Dans le premier chapitre, l'auteur résume les différentes étapes du contrôle politique sur le cinéma hollywoodien : le code Hays, la période maccarthyste puis le code de classification des films (fonctionnant sur des restrictions de publics et dont provient le fameux X des films pornographiques), plus pernicieux que prohibitif en ce qu'il oblige les réalisateurs à s'autocensurer en sorte que l'audience soit suffisamment large pour rentabiliser le film. Il ajoute le système des Oscars, plus subtil encore, puisqu'il incite à un certain type de production en soulignant ce qui mérite d'être vu ou pas.
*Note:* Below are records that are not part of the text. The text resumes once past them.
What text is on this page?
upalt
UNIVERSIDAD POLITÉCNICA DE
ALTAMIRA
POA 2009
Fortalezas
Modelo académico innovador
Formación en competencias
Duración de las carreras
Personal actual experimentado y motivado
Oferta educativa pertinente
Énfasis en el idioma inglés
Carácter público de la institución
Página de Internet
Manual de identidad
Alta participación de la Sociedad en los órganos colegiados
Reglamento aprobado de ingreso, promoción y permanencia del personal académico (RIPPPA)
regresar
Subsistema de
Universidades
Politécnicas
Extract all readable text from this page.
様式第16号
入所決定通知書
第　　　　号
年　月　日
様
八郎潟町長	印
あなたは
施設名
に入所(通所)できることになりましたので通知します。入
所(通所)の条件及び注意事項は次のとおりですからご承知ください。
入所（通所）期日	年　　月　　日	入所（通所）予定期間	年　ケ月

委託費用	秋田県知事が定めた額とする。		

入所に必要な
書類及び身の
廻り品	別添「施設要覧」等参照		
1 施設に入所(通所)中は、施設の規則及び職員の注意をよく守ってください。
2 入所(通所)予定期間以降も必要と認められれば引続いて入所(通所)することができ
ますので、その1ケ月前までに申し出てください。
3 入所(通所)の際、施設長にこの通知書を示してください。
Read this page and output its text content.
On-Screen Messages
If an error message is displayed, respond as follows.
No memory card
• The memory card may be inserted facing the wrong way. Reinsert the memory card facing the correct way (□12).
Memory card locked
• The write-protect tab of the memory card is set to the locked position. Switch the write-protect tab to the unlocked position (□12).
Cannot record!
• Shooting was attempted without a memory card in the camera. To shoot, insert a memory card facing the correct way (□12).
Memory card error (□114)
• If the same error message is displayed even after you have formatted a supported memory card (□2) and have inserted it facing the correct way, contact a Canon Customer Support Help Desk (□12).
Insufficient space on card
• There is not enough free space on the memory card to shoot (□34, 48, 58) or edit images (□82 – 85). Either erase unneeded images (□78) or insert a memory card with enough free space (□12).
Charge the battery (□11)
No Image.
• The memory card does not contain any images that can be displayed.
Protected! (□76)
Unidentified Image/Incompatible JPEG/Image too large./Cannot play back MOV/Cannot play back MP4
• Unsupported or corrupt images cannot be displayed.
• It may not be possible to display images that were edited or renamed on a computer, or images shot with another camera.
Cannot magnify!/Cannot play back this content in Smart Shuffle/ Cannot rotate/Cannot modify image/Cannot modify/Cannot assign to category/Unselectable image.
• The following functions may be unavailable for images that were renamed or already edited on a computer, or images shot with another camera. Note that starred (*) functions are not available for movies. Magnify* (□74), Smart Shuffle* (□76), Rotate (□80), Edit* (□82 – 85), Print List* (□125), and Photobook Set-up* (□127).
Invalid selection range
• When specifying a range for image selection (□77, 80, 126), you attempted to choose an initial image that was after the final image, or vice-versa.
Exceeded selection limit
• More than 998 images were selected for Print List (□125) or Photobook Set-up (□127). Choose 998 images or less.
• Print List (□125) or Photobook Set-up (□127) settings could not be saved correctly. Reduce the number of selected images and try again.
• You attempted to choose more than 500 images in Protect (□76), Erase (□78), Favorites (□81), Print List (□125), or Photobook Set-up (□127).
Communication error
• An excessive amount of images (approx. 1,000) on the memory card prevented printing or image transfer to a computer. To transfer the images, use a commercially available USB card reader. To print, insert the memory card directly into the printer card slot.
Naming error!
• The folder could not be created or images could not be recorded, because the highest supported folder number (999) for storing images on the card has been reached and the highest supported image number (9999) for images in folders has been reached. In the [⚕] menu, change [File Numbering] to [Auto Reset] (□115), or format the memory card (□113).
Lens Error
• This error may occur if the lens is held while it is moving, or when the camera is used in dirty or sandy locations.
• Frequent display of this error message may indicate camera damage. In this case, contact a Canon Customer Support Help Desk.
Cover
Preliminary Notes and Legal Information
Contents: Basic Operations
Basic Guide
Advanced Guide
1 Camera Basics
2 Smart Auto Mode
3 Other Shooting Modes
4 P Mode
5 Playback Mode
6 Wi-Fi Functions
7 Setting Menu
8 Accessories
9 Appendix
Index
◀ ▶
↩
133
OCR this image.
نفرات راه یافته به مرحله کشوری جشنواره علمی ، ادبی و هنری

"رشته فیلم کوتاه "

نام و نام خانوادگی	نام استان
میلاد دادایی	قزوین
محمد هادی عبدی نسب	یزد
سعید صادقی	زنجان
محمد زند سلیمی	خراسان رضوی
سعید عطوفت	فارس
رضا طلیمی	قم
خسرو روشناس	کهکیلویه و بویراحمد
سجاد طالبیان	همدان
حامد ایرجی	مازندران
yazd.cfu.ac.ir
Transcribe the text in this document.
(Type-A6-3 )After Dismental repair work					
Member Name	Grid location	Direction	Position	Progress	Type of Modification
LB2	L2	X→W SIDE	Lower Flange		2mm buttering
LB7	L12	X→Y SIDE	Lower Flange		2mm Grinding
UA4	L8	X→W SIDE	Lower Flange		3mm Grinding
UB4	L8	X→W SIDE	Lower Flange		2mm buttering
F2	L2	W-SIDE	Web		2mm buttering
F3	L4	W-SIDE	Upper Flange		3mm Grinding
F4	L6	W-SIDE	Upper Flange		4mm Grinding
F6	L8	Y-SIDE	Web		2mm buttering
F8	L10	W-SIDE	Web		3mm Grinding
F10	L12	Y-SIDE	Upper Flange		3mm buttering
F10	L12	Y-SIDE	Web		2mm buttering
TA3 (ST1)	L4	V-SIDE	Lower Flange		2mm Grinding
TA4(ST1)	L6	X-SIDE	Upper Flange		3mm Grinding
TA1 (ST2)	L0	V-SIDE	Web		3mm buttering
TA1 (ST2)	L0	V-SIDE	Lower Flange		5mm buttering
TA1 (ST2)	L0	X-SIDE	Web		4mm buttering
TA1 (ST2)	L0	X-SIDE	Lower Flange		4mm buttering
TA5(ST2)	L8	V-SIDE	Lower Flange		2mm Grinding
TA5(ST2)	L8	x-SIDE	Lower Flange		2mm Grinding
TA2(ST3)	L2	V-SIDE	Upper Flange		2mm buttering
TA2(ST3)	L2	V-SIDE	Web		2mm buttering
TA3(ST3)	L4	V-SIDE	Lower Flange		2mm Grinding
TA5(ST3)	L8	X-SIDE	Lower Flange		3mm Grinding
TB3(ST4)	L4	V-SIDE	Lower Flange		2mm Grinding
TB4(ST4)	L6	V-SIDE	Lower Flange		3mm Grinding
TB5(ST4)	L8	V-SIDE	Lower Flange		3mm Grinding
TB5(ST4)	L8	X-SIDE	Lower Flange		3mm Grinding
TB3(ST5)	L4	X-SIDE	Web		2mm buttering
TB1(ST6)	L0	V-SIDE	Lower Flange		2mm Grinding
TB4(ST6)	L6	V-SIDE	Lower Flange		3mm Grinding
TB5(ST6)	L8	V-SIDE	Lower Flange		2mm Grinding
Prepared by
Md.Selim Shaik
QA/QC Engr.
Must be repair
On le voit, logique politique et logique économique s'entrecroisent donc, mais sans que Régis Dubois se montre d'une franche clarté à ce propos. Il expose ensuite quelques-uns des aspects de ce qu'il faut bien appeler un cinéma de propagande, puisqu'il défend les valeurs de la société américaine, «l'idéologie étatsunienne», comme dit l'auteur : optimisme, happy ending en guise de retour à l'ordre, glorification de l'individualisme, manichéisme, simplification, phallocentrisme et négation de la figure de l'Autre.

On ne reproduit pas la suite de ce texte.